Association of NTproBNP and cTnI with outpatient sudden cardiac death in hemodialysis patients: the Choices for Healthy Outcomes in Caring for ESRD (CHOICE) study.

BACKGROUND

Sudden cardiac death (SCD) is the most common etiology of death in hemodialysis patients but not much is known about its risk factors. The goal of our study was to determine the association and risk prediction of SCD by serum N-terminal prohormone of brain natriuretic peptide (NTproBNP) troponin I (cTnI) in hemodialysis patients.

METHODS

We measured NTproBNP and cTnI in 503 hemodialysis patients of a national prospective cohort study. We determined their association with SCD using Cox regression, adjusting for demographics, co-morbidities, and clinical factors and risk prediction using C-statistic and Net Reclassification Improvement (NRI).

RESULTS

Patients' mean age was 58 years and 54 % were male. During follow-up (median 3.5 years), there were 75 outpatient SCD events. In unadjusted and fully-adjusted models, NTproBNP had a significant association with the risk of SCD. Analyzed as a continuous variable, the risk of SCD increased 27 % with each 2-fold increase in NTproBNP (HR, 1.27 per doubling; 95 % CI, 1.13-1.43; p < 0.001). In categorical models, the risk of SCD was 3-fold higher in the highest tertile of NTproBNP (>7,350 pg/mL) compared with the lowest tertile (<1,710 pg/mL; HR for the highest tertile, 3.03; 95 % CI, 1.56-5.89; p = 0.001). Higher cTnI showed a trend towards increased risk of SCD in fully adjusted models, but was not statistically significant (HR, 1.17 per doubling; 95 % CI, 0.98-1.40; p = 0.08). Sensitivity analyses using competing risk models showed similar results.

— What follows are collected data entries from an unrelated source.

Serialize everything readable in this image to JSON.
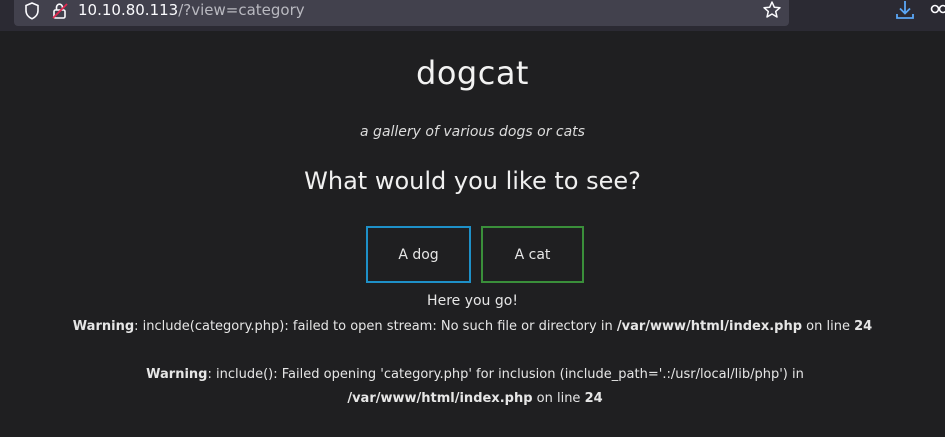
{
  "browser": {
    "url_host": "10.10.80.113",
    "url_path": "/?view=category"
  },
  "page": {
    "title": "dogcat",
    "subtitle": "a gallery of various dogs or cats",
    "question": "What would you like to see?",
    "buttons": {
      "dog": "A dog",
      "cat": "A cat"
    },
    "result_text": "Here you go!",
    "warnings": [
      {
        "label": "Warning",
        "message": ": include(category.php): failed to open stream: No such file or directory in ",
        "file": "/var/www/html/index.php",
        "line_text": " on line ",
        "line": "24"
      },
      {
        "label": "Warning",
        "message": ": include(): Failed opening 'category.php' for inclusion (include_path='.:/usr/local/lib/php') in ",
        "file": "/var/www/html/index.php",
        "line_text": " on line ",
        "line": "24"
      }
    ]
  },
  "colors": {
    "background": "#1f1f21",
    "dog_border": "#1e90c8",
    "cat_border": "#3a8f3a"
  }
}
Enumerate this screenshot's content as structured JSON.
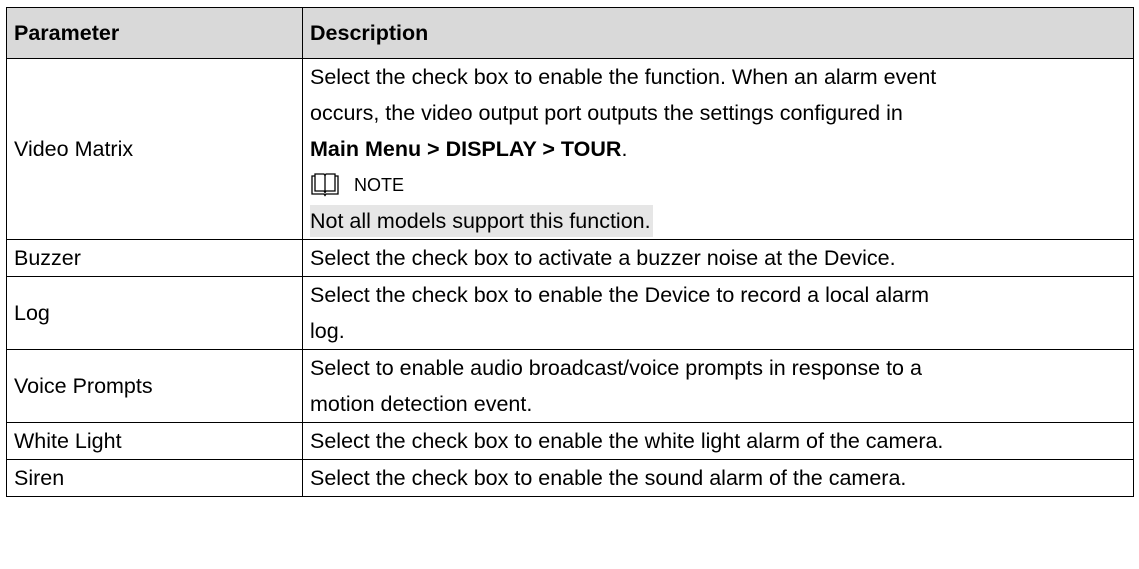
{
  "header": {
    "param": "Parameter",
    "desc": "Description"
  },
  "video_matrix": {
    "param": "Video Matrix",
    "line1": "Select the check box to enable the function. When an alarm event",
    "line2": "occurs, the video output port outputs the settings configured in",
    "path": "Main Menu > DISPLAY > TOUR",
    "period": ".",
    "note_label": "NOTE",
    "note_text": "Not all models support this function."
  },
  "rows": [
    {
      "param": "Buzzer",
      "desc": "Select the check box to activate a buzzer noise at the Device."
    },
    {
      "param": "Log",
      "desc1": "Select the check box to enable the Device to record a local alarm",
      "desc2": "log."
    },
    {
      "param": "Voice Prompts",
      "desc1": "Select to enable audio broadcast/voice prompts in response to a",
      "desc2": "motion detection event."
    },
    {
      "param": "White Light",
      "desc": "Select the check box to enable the white light alarm of the camera."
    },
    {
      "param": "Siren",
      "desc": "Select the check box to enable the sound alarm of the camera."
    }
  ]
}
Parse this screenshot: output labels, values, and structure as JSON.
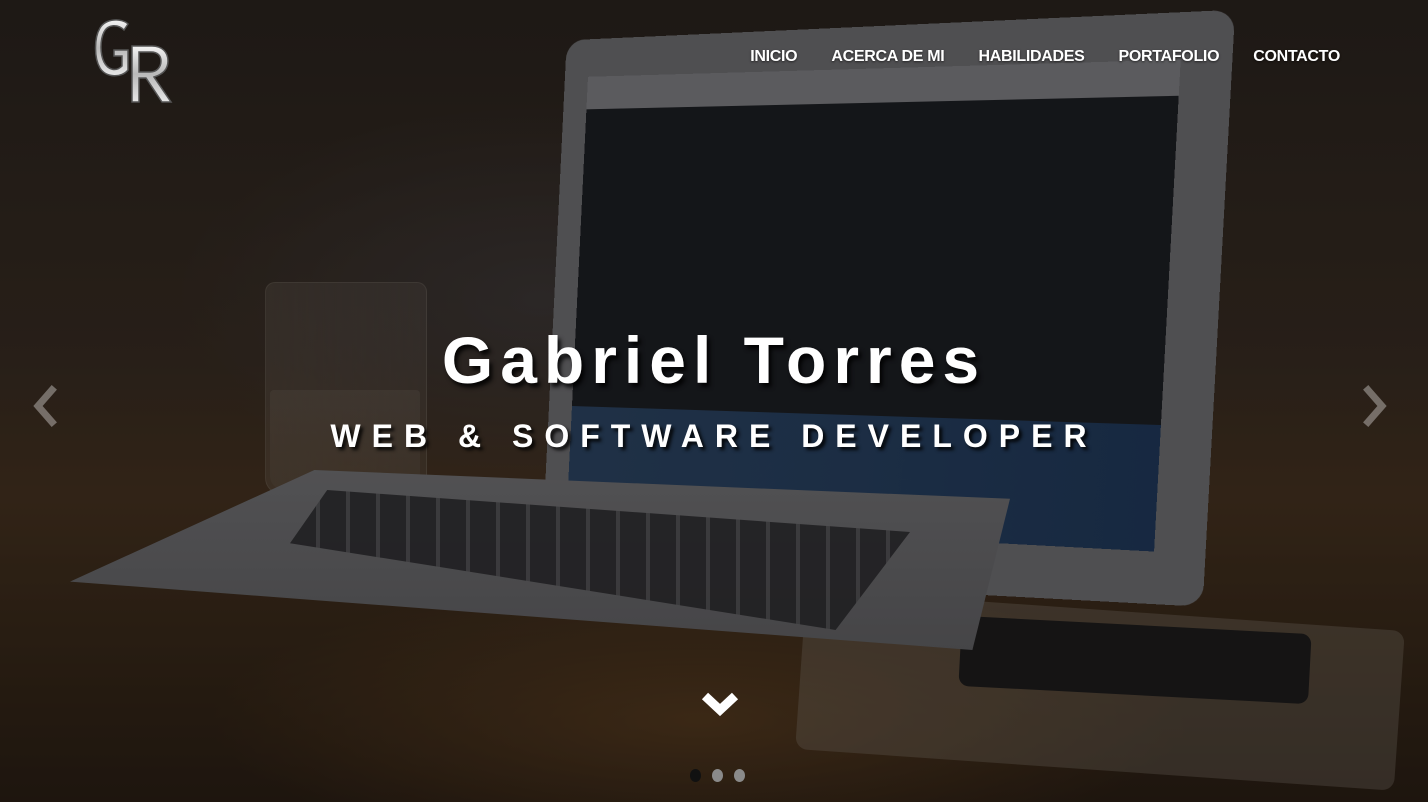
{
  "logo": {
    "text": "GR",
    "icon": "gr-monogram-logo"
  },
  "nav": {
    "items": [
      {
        "label": "INICIO"
      },
      {
        "label": "ACERCA DE MI"
      },
      {
        "label": "HABILIDADES"
      },
      {
        "label": "PORTAFOLIO"
      },
      {
        "label": "CONTACTO"
      }
    ]
  },
  "hero": {
    "title": "Gabriel Torres",
    "subtitle": "WEB & SOFTWARE DEVELOPER"
  },
  "carousel": {
    "prev_icon": "chevron-left-icon",
    "next_icon": "chevron-right-icon",
    "scroll_icon": "chevron-down-icon",
    "slide_count": 3,
    "active_slide": 1
  },
  "colors": {
    "text": "#ffffff",
    "indicator_active": "#111111",
    "indicator_inactive": "#8a8a8a"
  }
}
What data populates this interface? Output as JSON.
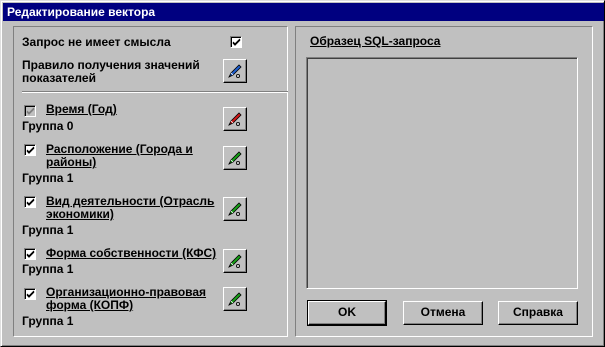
{
  "window": {
    "title": "Редактирование вектора"
  },
  "left": {
    "meaningless": {
      "label": "Запрос не имеет смысла",
      "checked": true
    },
    "rule": {
      "label_line1": "Правило получения значений",
      "label_line2": "показателей",
      "icon": "pen-icon",
      "icon_color": "#1f5fd0"
    },
    "dimensions": [
      {
        "name_line1": "Время (Год)",
        "name_line2": "",
        "group": "Группа 0",
        "checked": true,
        "disabled": true,
        "icon": "pen-icon",
        "icon_color": "#d01818"
      },
      {
        "name_line1": "Расположение (Города и",
        "name_line2": "районы)",
        "group": "Группа 1",
        "checked": true,
        "disabled": false,
        "icon": "pen-icon",
        "icon_color": "#18a018"
      },
      {
        "name_line1": "Вид деятельности (Отрасль",
        "name_line2": "экономики)",
        "group": "Группа 1",
        "checked": true,
        "disabled": false,
        "icon": "pen-icon",
        "icon_color": "#18a018"
      },
      {
        "name_line1": "Форма собственности (КФС)",
        "name_line2": "",
        "group": "Группа 1",
        "checked": true,
        "disabled": false,
        "icon": "pen-icon",
        "icon_color": "#18a018"
      },
      {
        "name_line1": "Организационно-правовая",
        "name_line2": "форма (КОПФ)",
        "group": "Группа 1",
        "checked": true,
        "disabled": false,
        "icon": "pen-icon",
        "icon_color": "#18a018"
      }
    ]
  },
  "right": {
    "sql_label": "Образец SQL-запроса",
    "sql_text": "",
    "buttons": {
      "ok": "OK",
      "cancel": "Отмена",
      "help": "Справка"
    }
  }
}
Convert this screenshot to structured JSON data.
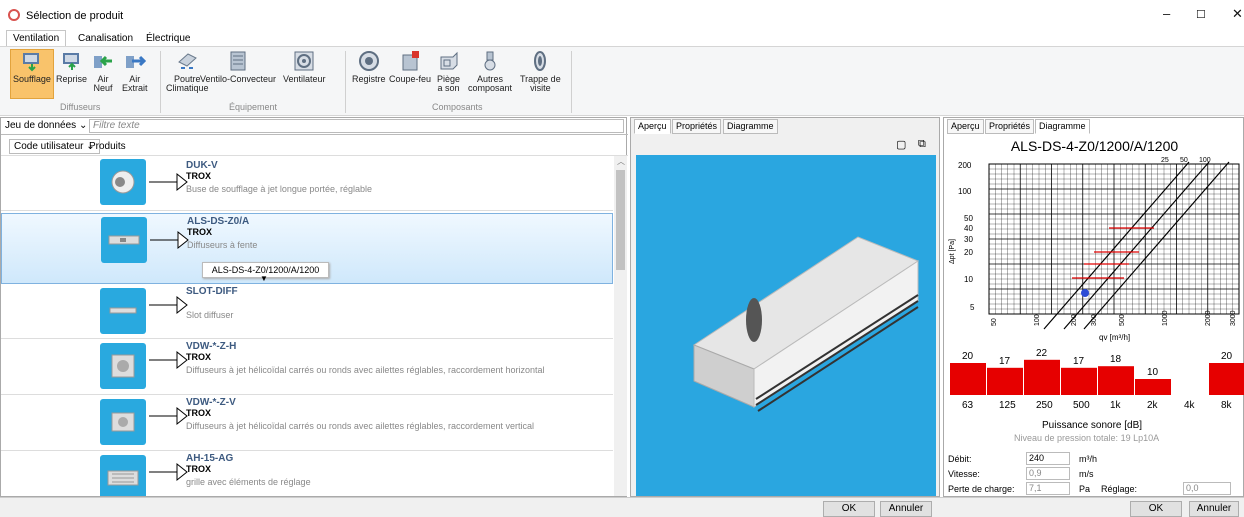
{
  "window": {
    "title": "Sélection de produit",
    "minimize": "–",
    "maximize": "☐",
    "close": "✕"
  },
  "ribbon": {
    "tabs": [
      "Ventilation",
      "Canalisation",
      "Électrique"
    ],
    "buttons": [
      {
        "label": "Soufflage",
        "icon": "supply-air-icon"
      },
      {
        "label": "Reprise",
        "icon": "return-air-icon"
      },
      {
        "label": "Air\nNeuf",
        "icon": "fresh-air-icon"
      },
      {
        "label": "Air\nExtrait",
        "icon": "exhaust-air-icon"
      },
      {
        "label": "Poutre\nClimatique",
        "icon": "chilled-beam-icon"
      },
      {
        "label": "Ventilo-Convecteur",
        "icon": "fan-coil-icon"
      },
      {
        "label": "Ventilateur",
        "icon": "fan-icon"
      },
      {
        "label": "Registre",
        "icon": "damper-icon"
      },
      {
        "label": "Coupe-feu",
        "icon": "fire-damper-icon"
      },
      {
        "label": "Piège\na son",
        "icon": "silencer-icon"
      },
      {
        "label": "Autres\ncomposant",
        "icon": "other-component-icon"
      },
      {
        "label": "Trappe de\nvisite",
        "icon": "access-door-icon"
      }
    ],
    "groups": [
      "Diffuseurs",
      "Équipement",
      "Composants"
    ]
  },
  "filter": {
    "dataset": "Jeu de données",
    "placeholder": "Filtre texte",
    "code": "Code utilisateur",
    "products": "Produits"
  },
  "products": [
    {
      "name": "DUK-V",
      "brand": "TROX",
      "desc": "Buse de soufflage à jet longue portée, réglable"
    },
    {
      "name": "ALS-DS-Z0/A",
      "brand": "TROX",
      "desc": "Diffuseurs à fente",
      "variant": "ALS-DS-4-Z0/1200/A/1200"
    },
    {
      "name": "SLOT-DIFF",
      "brand": "",
      "desc": "Slot diffuser"
    },
    {
      "name": "VDW-*-Z-H",
      "brand": "TROX",
      "desc": "Diffuseurs à jet hélicoïdal carrés ou ronds avec ailettes réglables, raccordement horizontal"
    },
    {
      "name": "VDW-*-Z-V",
      "brand": "TROX",
      "desc": "Diffuseurs à jet hélicoïdal carrés ou ronds avec ailettes réglables, raccordement vertical"
    },
    {
      "name": "AH-15-AG",
      "brand": "TROX",
      "desc": "grille avec éléments de réglage"
    }
  ],
  "midpane": {
    "tabs": [
      "Aperçu",
      "Propriétés",
      "Diagramme"
    ]
  },
  "rightpane": {
    "tabs": [
      "Aperçu",
      "Propriétés",
      "Diagramme"
    ],
    "title": "ALS-DS-4-Z0/1200/A/1200",
    "xaxis": "qv [m³/h]",
    "yaxis": "Δpt [Pa]",
    "yticks": [
      "200",
      "100",
      "50",
      "40",
      "30",
      "20",
      "10",
      "5"
    ],
    "xticks": [
      "50",
      "100",
      "200",
      "300",
      "500",
      "1000",
      "2000",
      "3000"
    ],
    "topticks": [
      "25",
      "50",
      "100"
    ],
    "sound_values": [
      "20",
      "17",
      "22",
      "17",
      "18",
      "10",
      "",
      "20"
    ],
    "sound_bands": [
      "63",
      "125",
      "250",
      "500",
      "1k",
      "2k",
      "4k",
      "8k"
    ],
    "sound_label": "Puissance sonore [dB]",
    "pressure_total": "Niveau de pression totale: 19 Lp10A",
    "debit_label": "Débit:",
    "debit_value": "240",
    "debit_unit": "m³/h",
    "vitesse_label": "Vitesse:",
    "vitesse_value": "0,9",
    "vitesse_unit": "m/s",
    "perte_label": "Perte de charge:",
    "perte_value": "7,1",
    "perte_unit": "Pa",
    "reglage_label": "Réglage:",
    "reglage_value": "0,0"
  },
  "bottom": {
    "ok": "OK",
    "cancel": "Annuler"
  },
  "colors": {
    "accent": "#2aa6e0",
    "bar": "#e60000",
    "selected": "#f9c36b"
  }
}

Improvement in risk prediction by adding cardiac biomarkers to conventional risk factors was greater with NTproBNP (C-statistic for 3-year risk: 0.810; 95 % CI, 0.757 to 0.864; and continuous NRI: 0.270; 95 % CI, 0.046 to 0.495) than with cTnI.

CONCLUSIONS

NTproBNP is associated with the risk of SCD in hemodialysis patients. Further research is needed to determine if biomarkers measurement can guide SCD risk prevention strategies in dialysis patients.